Deux lectures peuvent expliquer cette exception. Elle peut traduire un traitement fiscal différencié assumé afin de réduire l’avantage accordé aux locations touristiques non classées. Elle peut aussi provenir des réécritures successives de l’article 50-0 du CGI. Depuis la réforme des meublés, les hébergements non classés figurent dans un alinéa distinct de celui qui rassemble les locations longues, les meublés classés et les chambres d’hôtes. Cette architecture juridique a pu les soustraire à l’indexation triennale, volontairement ou par omission rédactionnelle.
Face à l’augmentation de leur imposition, les loueurs relevant toujours du régime micro-BIC en location de courte durée ont tout intérêt à envisager le régime réel pour leur imposition future.
Victor Peltier, directeur général de JD2M
Le régime réel gagne en intérêt pour les locations saisonnières
Le maintien du plafond à 15 000 € réduit fortement la marge offerte aux propriétaires de logements non classés.

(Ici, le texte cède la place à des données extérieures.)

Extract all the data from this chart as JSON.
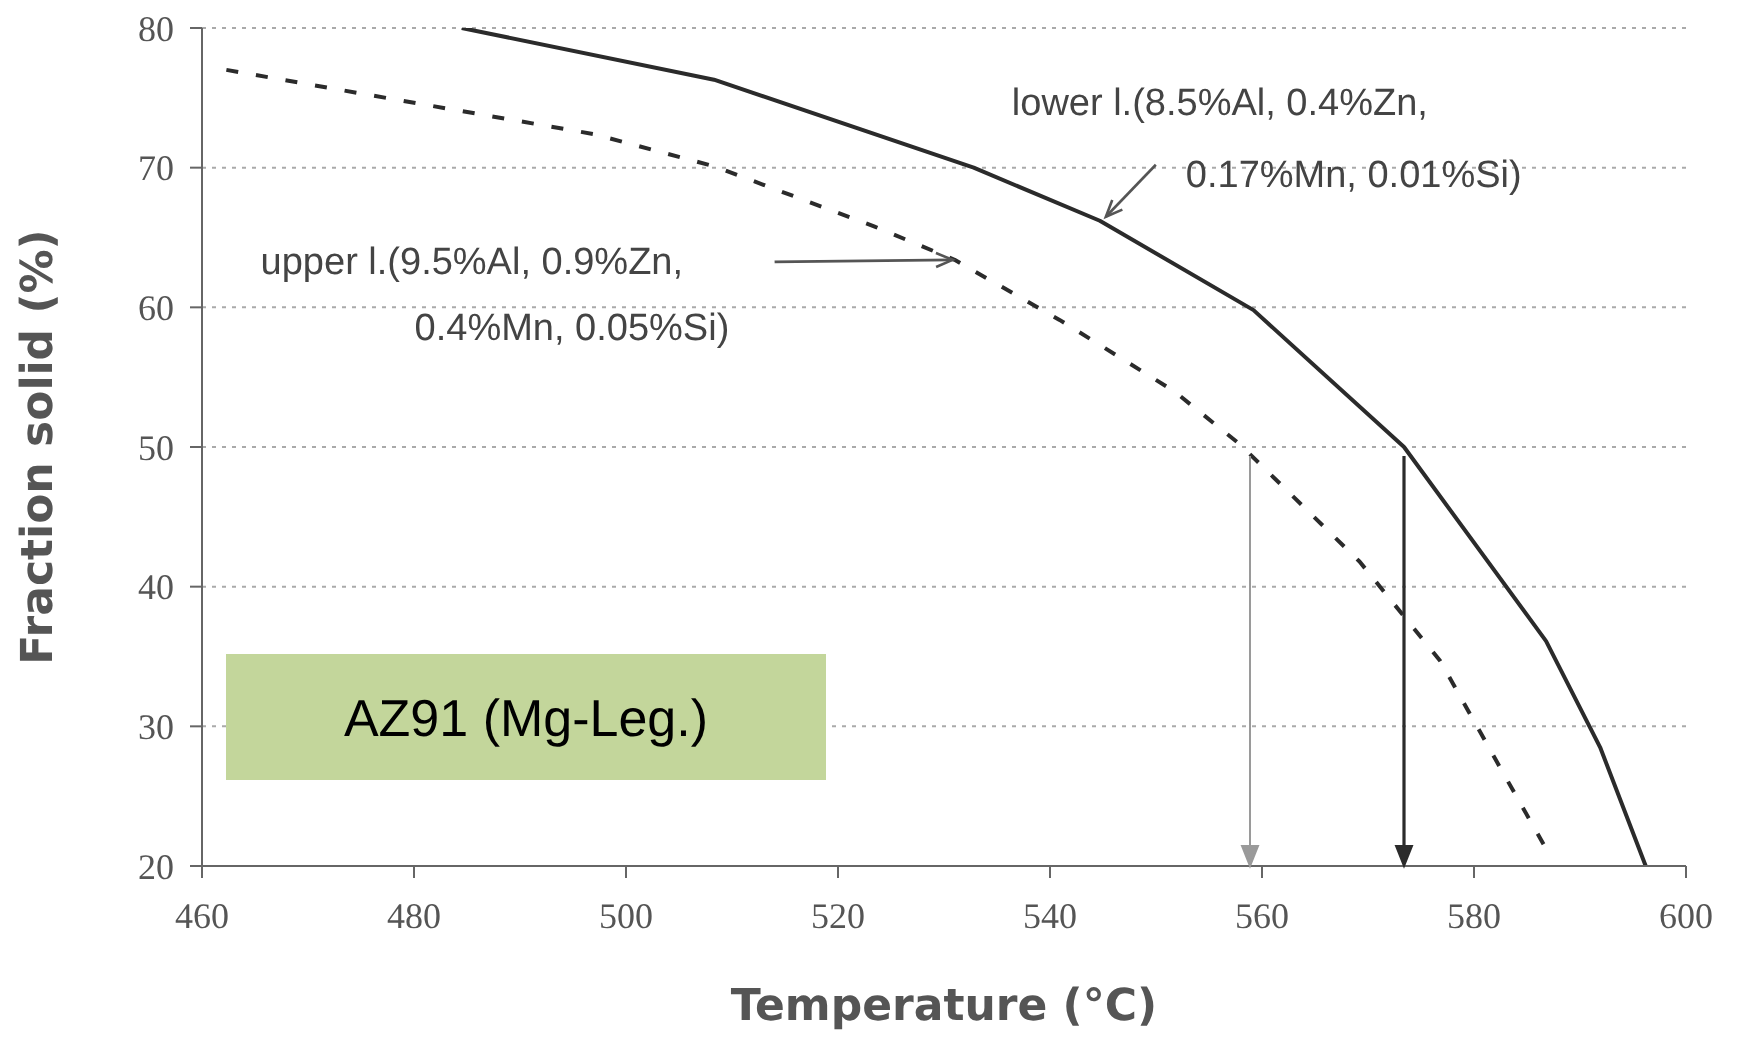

Une comparaison des régimes devient alors pertinente, car l’abattement limité à 30 % peut alourdir l’imposition des loueurs dont les dépenses dépassent cette proportion des recettes.
L’option pour le réel permet de retrancher les dépenses réellement supportées, notamment les intérêts d’emprunt, assurances, frais de gestion, travaux et taxes déductibles. La déduction des charges et, sous conditions, des amortissements peut réduire le bénéfice taxable. Le résultat dépend néanmoins des comptes propres à chaque location saisonnière.